The opportunity for leading countries is to give a major spotlight to education by making clear how they will scale up investments, strengthen national strategies and achieve universal education.

1:24 [Comment From Eileen: ] How can Congress and the Obama administration ensure access to quality education for all children, including early childhood development and education, teacher quality, and inclusive education (language, minorities, indigenous, disabilities)?

1:26 David Gartner: At the MDG Summit next month, or at the meeting of G20 leaders in November, the President could join with other world leaders to chart a path to achieve universal quality education. The Congress, after hearing from a wide range of voices, is now investing in multilateral mechanisms. Yet, in order to catalyze the level of global effort that is needed, it will take Presidential leadership in the context of these upcoming world forums.
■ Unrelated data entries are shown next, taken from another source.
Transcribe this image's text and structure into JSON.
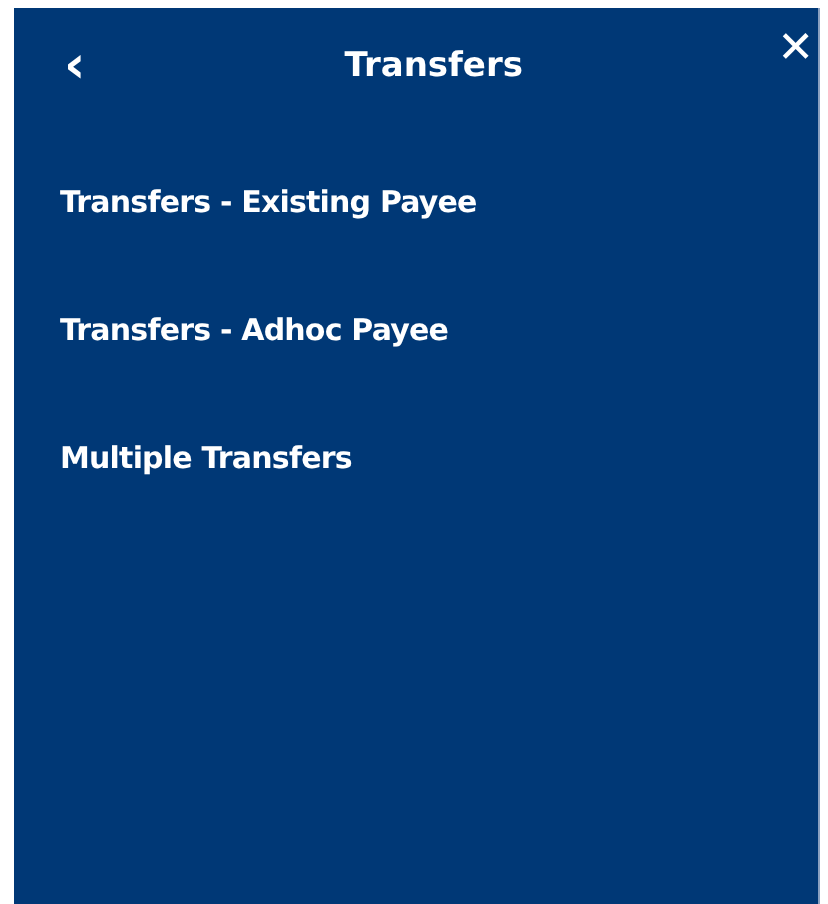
{
  "header": {
    "back": "‹",
    "title": "Transfers",
    "close": "✕"
  },
  "menu_items": [
    {
      "label": "Transfers - Existing Payee"
    },
    {
      "label": "Transfers - Adhoc Payee"
    },
    {
      "label": "Multiple Transfers"
    }
  ]
}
1:27 [Comment From Roger: ] You’ve noted a couple of times the regional disparities. Is the UN looking at this issue? And/or are other countries adjusting their giving to focus more on Africa?

1:30 David Gartner: The past decade has witnessed progress around the world, but as your questions suggests, some regions had much farther to go at the beginning.

The regions facing the greatest challenges at this point are Africa (especially West and Central Africa) and South Asia in terms of out of school students.

The UK for example gives about twice as much to Africa as a share of its investments and those countries that are investing multilaterally similarly give more to Africa because that is where the biggest out of school populations are.

1:30 Seung Min Kim: And that’s it for us — thanks for joining us this week and for the great questions, and a special thank you to David for his responses.